Эти глаза его очаровывали. Прокоп вздохнул.

Но — вздыхай не вздыхай — иначе не будет.

Он хотел, по крайней мере, словом облегчить душу, подобно тому как туча жаждет пролиться дождем, и говорил, что своя неудача — пустое. Мирское горе велико. Он нагляделся на него. И дома и всюду. Везде бедные внизу, богатые наверху. В долине слезы, на вершинах издевательство. Люди в пыли, как спорыш придорожный, затоптаны сильным, богатым. И некому крикнуть: подымись, народ, протяни руку за своей правдой. Сам не возьмешь — никто не даст. Не народился еще, видно, тот, кого услышат. Надо иметь сильный голос, а что можем мы? И где наш голос? Только шепотом скажешь: вставай, Иван, умой лицо. Поднимись, Петр, нас больше будет. Хотя бы удалось это сделать — нескольких разбудить, а те уж других. Запеклась неправда в каждом сердце, прикоснись к болячке — и заноет.

Что-то было тихое, покорное в этих жалобах, точно река грустно звенела по мелким камешкам.

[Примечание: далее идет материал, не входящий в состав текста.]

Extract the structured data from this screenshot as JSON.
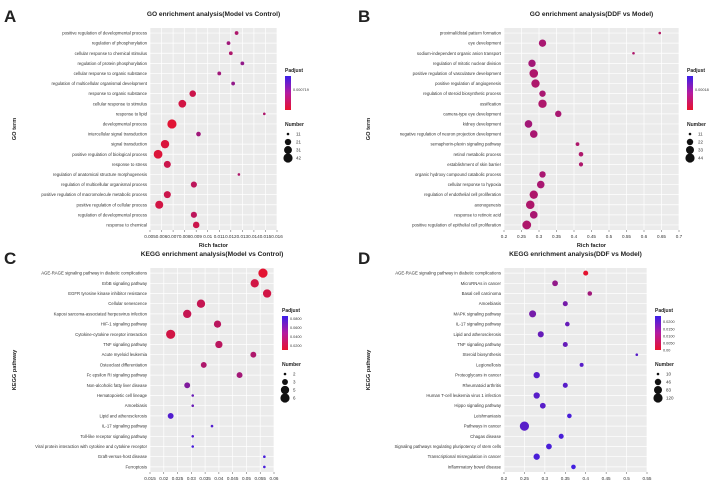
{
  "figure": {
    "panels": [
      "A",
      "B",
      "C",
      "D"
    ]
  },
  "chart_data": [
    {
      "id": "A",
      "type": "scatter",
      "panel_label": "A",
      "title": "GO enrichment analysis(Model vs Control)",
      "xlabel": "Rich factor",
      "ylabel": "GO term",
      "xlim": [
        0.005,
        0.016
      ],
      "xticks": [
        "0.005",
        "0.006",
        "0.007",
        "0.008",
        "0.009",
        "0.01",
        "0.011",
        "0.012",
        "0.013",
        "0.014",
        "0.015",
        "0.016"
      ],
      "xtick_values": [
        0.005,
        0.006,
        0.007,
        0.008,
        0.009,
        0.01,
        0.011,
        0.012,
        0.013,
        0.014,
        0.015,
        0.016
      ],
      "grid": true,
      "color_legend": {
        "title": "Padjust",
        "tick_labels": [
          "0.000719"
        ],
        "tick_values": [
          0.000719
        ],
        "range": [
          0.0,
          0.0012
        ],
        "low_color": "#e8132c",
        "high_color": "#3b1fe8"
      },
      "size_legend": {
        "title": "Number",
        "labels": [
          "11",
          "21",
          "31",
          "42"
        ],
        "values": [
          11,
          21,
          31,
          42
        ],
        "range": [
          11,
          42
        ]
      },
      "points": [
        {
          "term": "positive regulation of developmental process",
          "x": 0.0125,
          "n": 12,
          "p": 0.0004
        },
        {
          "term": "regulation of phosphorylation",
          "x": 0.0118,
          "n": 12,
          "p": 0.0005
        },
        {
          "term": "cellular response to chemical stimulus",
          "x": 0.012,
          "n": 12,
          "p": 0.0004
        },
        {
          "term": "regulation of protein phosphorylation",
          "x": 0.013,
          "n": 12,
          "p": 0.0006
        },
        {
          "term": "cellular response to organic substance",
          "x": 0.011,
          "n": 12,
          "p": 0.0005
        },
        {
          "term": "regulation of multicellular organismal development",
          "x": 0.0122,
          "n": 12,
          "p": 0.0006
        },
        {
          "term": "response to organic substance",
          "x": 0.0087,
          "n": 22,
          "p": 0.0002
        },
        {
          "term": "cellular response to stimulus",
          "x": 0.0078,
          "n": 30,
          "p": 0.00015
        },
        {
          "term": "response to lipid",
          "x": 0.0149,
          "n": 11,
          "p": 0.0004
        },
        {
          "term": "developmental process",
          "x": 0.0069,
          "n": 42,
          "p": 5e-05
        },
        {
          "term": "intercellular signal transduction",
          "x": 0.0092,
          "n": 14,
          "p": 0.0005
        },
        {
          "term": "signal transduction",
          "x": 0.0063,
          "n": 35,
          "p": 0.0001
        },
        {
          "term": "positive regulation of biological process",
          "x": 0.0057,
          "n": 38,
          "p": 8e-05
        },
        {
          "term": "response to stress",
          "x": 0.0065,
          "n": 25,
          "p": 0.0002
        },
        {
          "term": "regulation of anatomical structure morphogenesis",
          "x": 0.0127,
          "n": 11,
          "p": 0.0004
        },
        {
          "term": "regulation of multicellular organismal process",
          "x": 0.0088,
          "n": 20,
          "p": 0.0003
        },
        {
          "term": "positive regulation of macromolecule metabolic process",
          "x": 0.0065,
          "n": 25,
          "p": 0.0002
        },
        {
          "term": "positive regulation of cellular process",
          "x": 0.0058,
          "n": 32,
          "p": 0.00015
        },
        {
          "term": "regulation of developmental process",
          "x": 0.0088,
          "n": 20,
          "p": 0.0003
        },
        {
          "term": "response to chemical",
          "x": 0.009,
          "n": 22,
          "p": 0.0002
        }
      ]
    },
    {
      "id": "B",
      "type": "scatter",
      "panel_label": "B",
      "title": "GO enrichment analysis(DDF vs Model)",
      "xlabel": "Rich factor",
      "ylabel": "GO term",
      "xlim": [
        0.2,
        0.7
      ],
      "xticks": [
        "0.2",
        "0.25",
        "0.3",
        "0.35",
        "0.4",
        "0.45",
        "0.5",
        "0.55",
        "0.6",
        "0.65",
        "0.7"
      ],
      "xtick_values": [
        0.2,
        0.25,
        0.3,
        0.35,
        0.4,
        0.45,
        0.5,
        0.55,
        0.6,
        0.65,
        0.7
      ],
      "grid": true,
      "color_legend": {
        "title": "Padjust",
        "tick_labels": [
          "0.000182"
        ],
        "tick_values": [
          0.000182
        ],
        "range": [
          0.0,
          0.0003
        ],
        "low_color": "#e8132c",
        "high_color": "#3b1fe8"
      },
      "size_legend": {
        "title": "Number",
        "labels": [
          "11",
          "22",
          "33",
          "44"
        ],
        "values": [
          11,
          22,
          33,
          44
        ],
        "range": [
          11,
          44
        ]
      },
      "points": [
        {
          "term": "proximal/distal pattern formation",
          "x": 0.645,
          "n": 11,
          "p": 9e-05
        },
        {
          "term": "eye development",
          "x": 0.31,
          "n": 28,
          "p": 0.00011
        },
        {
          "term": "sodium-independent organic anion transport",
          "x": 0.57,
          "n": 11,
          "p": 0.0001
        },
        {
          "term": "regulation of mitotic nuclear division",
          "x": 0.28,
          "n": 28,
          "p": 0.00012
        },
        {
          "term": "positive regulation of vasculature development",
          "x": 0.285,
          "n": 38,
          "p": 0.0001
        },
        {
          "term": "positive regulation of angiogenesis",
          "x": 0.29,
          "n": 36,
          "p": 0.0001
        },
        {
          "term": "regulation of steroid biosynthetic process",
          "x": 0.31,
          "n": 22,
          "p": 0.00011
        },
        {
          "term": "ossification",
          "x": 0.31,
          "n": 36,
          "p": 0.0001
        },
        {
          "term": "camera-type eye development",
          "x": 0.355,
          "n": 22,
          "p": 0.00011
        },
        {
          "term": "kidney development",
          "x": 0.27,
          "n": 30,
          "p": 0.00012
        },
        {
          "term": "negative regulation of neuron projection development",
          "x": 0.285,
          "n": 30,
          "p": 0.00011
        },
        {
          "term": "semaphorin-plexin signaling pathway",
          "x": 0.41,
          "n": 12,
          "p": 0.0001
        },
        {
          "term": "retinol metabolic process",
          "x": 0.42,
          "n": 14,
          "p": 0.0001
        },
        {
          "term": "establishment of skin barrier",
          "x": 0.42,
          "n": 13,
          "p": 0.0001
        },
        {
          "term": "organic hydroxy compound catabolic process",
          "x": 0.31,
          "n": 22,
          "p": 0.00011
        },
        {
          "term": "cellular response to hypoxia",
          "x": 0.305,
          "n": 30,
          "p": 0.00011
        },
        {
          "term": "regulation of endothelial cell proliferation",
          "x": 0.285,
          "n": 36,
          "p": 0.0001
        },
        {
          "term": "axonogenesis",
          "x": 0.275,
          "n": 38,
          "p": 0.0001
        },
        {
          "term": "response to retinoic acid",
          "x": 0.285,
          "n": 30,
          "p": 0.00011
        },
        {
          "term": "positive regulation of epithelial cell proliferation",
          "x": 0.265,
          "n": 40,
          "p": 0.0001
        }
      ]
    },
    {
      "id": "C",
      "type": "scatter",
      "panel_label": "C",
      "title": "KEGG enrichment analysis(Model vs Control)",
      "xlabel": "Rich Factor",
      "ylabel": "KEGG pathway",
      "xlim": [
        0.015,
        0.06
      ],
      "xticks": [
        "0.015",
        "0.02",
        "0.025",
        "0.03",
        "0.035",
        "0.04",
        "0.045",
        "0.05",
        "0.055",
        "0.06"
      ],
      "xtick_values": [
        0.015,
        0.02,
        0.025,
        0.03,
        0.035,
        0.04,
        0.045,
        0.05,
        0.055,
        0.06
      ],
      "grid": true,
      "color_legend": {
        "title": "Padjust",
        "tick_labels": [
          "0.0800",
          "0.0600",
          "0.0400",
          "0.0200"
        ],
        "tick_values": [
          0.08,
          0.06,
          0.04,
          0.02
        ],
        "range": [
          0.01,
          0.085
        ],
        "low_color": "#e8132c",
        "high_color": "#3b1fe8"
      },
      "size_legend": {
        "title": "Number",
        "labels": [
          "2",
          "3",
          "5",
          "6"
        ],
        "values": [
          2,
          3,
          5,
          6
        ],
        "range": [
          2,
          6
        ]
      },
      "points": [
        {
          "term": "AGE-RAGE signaling pathway in diabetic complications",
          "x": 0.056,
          "n": 6,
          "p": 0.012
        },
        {
          "term": "ErbB signaling pathway",
          "x": 0.053,
          "n": 5,
          "p": 0.02
        },
        {
          "term": "EGFR tyrosine kinase inhibitor resistance",
          "x": 0.0575,
          "n": 5,
          "p": 0.02
        },
        {
          "term": "Cellular senescence",
          "x": 0.0335,
          "n": 5,
          "p": 0.025
        },
        {
          "term": "Kaposi sarcoma-associated herpesvirus infection",
          "x": 0.0285,
          "n": 5,
          "p": 0.025
        },
        {
          "term": "HIF-1 signaling pathway",
          "x": 0.0395,
          "n": 4,
          "p": 0.03
        },
        {
          "term": "Cytokine-cytokine receptor interaction",
          "x": 0.0225,
          "n": 6,
          "p": 0.02
        },
        {
          "term": "TNF signaling pathway",
          "x": 0.04,
          "n": 4,
          "p": 0.03
        },
        {
          "term": "Acute myeloid leukemia",
          "x": 0.0525,
          "n": 3,
          "p": 0.035
        },
        {
          "term": "Osteoclast differentiation",
          "x": 0.0345,
          "n": 3,
          "p": 0.035
        },
        {
          "term": "Fc epsilon RI signaling pathway",
          "x": 0.0475,
          "n": 3,
          "p": 0.04
        },
        {
          "term": "Non-alcoholic fatty liver disease",
          "x": 0.0285,
          "n": 3,
          "p": 0.055
        },
        {
          "term": "Hematopoietic cell lineage",
          "x": 0.0305,
          "n": 2,
          "p": 0.065
        },
        {
          "term": "Amoebiasis",
          "x": 0.0305,
          "n": 2,
          "p": 0.065
        },
        {
          "term": "Lipid and atherosclerosis",
          "x": 0.0225,
          "n": 3,
          "p": 0.075
        },
        {
          "term": "IL-17 signaling pathway",
          "x": 0.0375,
          "n": 2,
          "p": 0.075
        },
        {
          "term": "Toll-like receptor signaling pathway",
          "x": 0.0305,
          "n": 2,
          "p": 0.075
        },
        {
          "term": "Viral protein interaction with cytokine and cytokine receptor",
          "x": 0.0305,
          "n": 2,
          "p": 0.08
        },
        {
          "term": "Graft-versus-host disease",
          "x": 0.0565,
          "n": 2,
          "p": 0.08
        },
        {
          "term": "Ferroptosis",
          "x": 0.0565,
          "n": 2,
          "p": 0.08
        }
      ]
    },
    {
      "id": "D",
      "type": "scatter",
      "panel_label": "D",
      "title": "KEGG enrichment analysis(DDF vs Model)",
      "xlabel": "Rich Factor",
      "ylabel": "KEGG pathway",
      "xlim": [
        0.2,
        0.55
      ],
      "xticks": [
        "0.2",
        "0.25",
        "0.3",
        "0.35",
        "0.4",
        "0.45",
        "0.5",
        "0.55"
      ],
      "xtick_values": [
        0.2,
        0.25,
        0.3,
        0.35,
        0.4,
        0.45,
        0.5,
        0.55
      ],
      "grid": true,
      "color_legend": {
        "title": "Padjust",
        "tick_labels": [
          "0.0200",
          "0.0150",
          "0.0100",
          "0.0050",
          "0.00"
        ],
        "tick_values": [
          0.02,
          0.015,
          0.01,
          0.005,
          0.0
        ],
        "range": [
          0.0,
          0.024
        ],
        "low_color": "#e8132c",
        "high_color": "#3b1fe8"
      },
      "size_legend": {
        "title": "Number",
        "labels": [
          "10",
          "46",
          "83",
          "120"
        ],
        "values": [
          10,
          46,
          83,
          120
        ],
        "range": [
          10,
          120
        ]
      },
      "points": [
        {
          "term": "AGE-RAGE signaling pathway in diabetic complications",
          "x": 0.4,
          "n": 25,
          "p": 0.0005
        },
        {
          "term": "MicroRNAs in cancer",
          "x": 0.325,
          "n": 35,
          "p": 0.012
        },
        {
          "term": "Basal cell carcinoma",
          "x": 0.41,
          "n": 20,
          "p": 0.01
        },
        {
          "term": "Amoebiasis",
          "x": 0.35,
          "n": 25,
          "p": 0.016
        },
        {
          "term": "MAPK signaling pathway",
          "x": 0.27,
          "n": 60,
          "p": 0.016
        },
        {
          "term": "IL-17 signaling pathway",
          "x": 0.355,
          "n": 20,
          "p": 0.018
        },
        {
          "term": "Lipid and atherosclerosis",
          "x": 0.29,
          "n": 40,
          "p": 0.018
        },
        {
          "term": "TNF signaling pathway",
          "x": 0.35,
          "n": 25,
          "p": 0.018
        },
        {
          "term": "Steroid biosynthesis",
          "x": 0.525,
          "n": 10,
          "p": 0.02
        },
        {
          "term": "Legionellosis",
          "x": 0.39,
          "n": 15,
          "p": 0.02
        },
        {
          "term": "Proteoglycans in cancer",
          "x": 0.28,
          "n": 45,
          "p": 0.02
        },
        {
          "term": "Rheumatoid arthritis",
          "x": 0.35,
          "n": 25,
          "p": 0.02
        },
        {
          "term": "Human T-cell leukemia virus 1 infection",
          "x": 0.28,
          "n": 45,
          "p": 0.02
        },
        {
          "term": "Hippo signaling pathway",
          "x": 0.295,
          "n": 35,
          "p": 0.02
        },
        {
          "term": "Leishmaniasis",
          "x": 0.36,
          "n": 20,
          "p": 0.022
        },
        {
          "term": "Pathways in cancer",
          "x": 0.25,
          "n": 120,
          "p": 0.02
        },
        {
          "term": "Chagas disease",
          "x": 0.34,
          "n": 25,
          "p": 0.022
        },
        {
          "term": "Signaling pathways regulating pluripotency of stem cells",
          "x": 0.31,
          "n": 35,
          "p": 0.022
        },
        {
          "term": "Transcriptional misregulation in cancer",
          "x": 0.28,
          "n": 45,
          "p": 0.022
        },
        {
          "term": "Inflammatory bowel disease",
          "x": 0.37,
          "n": 20,
          "p": 0.023
        }
      ]
    }
  ]
}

Нет, Марко не такой. Он, как бурный поток, вырывал бы каменья, рыл берега, с корнем выворачивал бы деревья. Его слушали б все.

***

Теперь для Маланки настали лучшие времена. Андрий работал и хотя не весь заработок приносил домой, но все же голодными они не сидели. С Андрием она редко и виделась: он ходил в ночную смену, а днем спал или бродил где-нибудь с Хомою вдвоем. Маланка с Гафийкой тоже зарабатывали, и дни их проходили на чужой ниве. Но Маланка не знала покоя. Слухи о земле ожили с весной, будто взошли вместе с озимью и с ней разрастались. Что ж из того, что, выбросив узелки с семенами, она отказалась от своих старых надежд; они теперь снова просились к ней в сердце. Из уст в уста, от хаты в хату, из деревни в деревню катилась радость: будут землю делить. Кто сказал первый, кто последний — никто не спрашивал. Слухи ползли, как облака, сами собой, носились в воздухе, как пыльца с цветущих хлебов.

— Слыхали? Будут землю делить.

— Наделят людей. Кончатся беды.

— Земля уже наша. Скоро начнут делить.

— Даже паны говорят: отдадим землю.

— Паны? Не верьте.

— А как же!

— Известно, боятся.

У Маланки глаза блестели.

А тут еще — сама земля зовет ее.

Поет Маланке колос, смеется луг утренними росами, звоном косы, зовут огороды синей сочной ботвой, тучная земля дышит на нее теплом, как некогда материнская грудь.

А на ее зов отвечает Маланкино сердце, откликаются руки, сухие и черные, отдавшие силу земле и получившие от нее свою силу.

Иногда среди работы она останавливалась и оглядывала землю.

Фата Моргана i_018.png

Катились низом нивы, стелились по холмам, полные, свежие, богатые, но все чужие. Сколько глазом окинешь — конца-краю нет. А все чужие. И даже не крестьянские, а господские. Зачем пану? Куда все денет?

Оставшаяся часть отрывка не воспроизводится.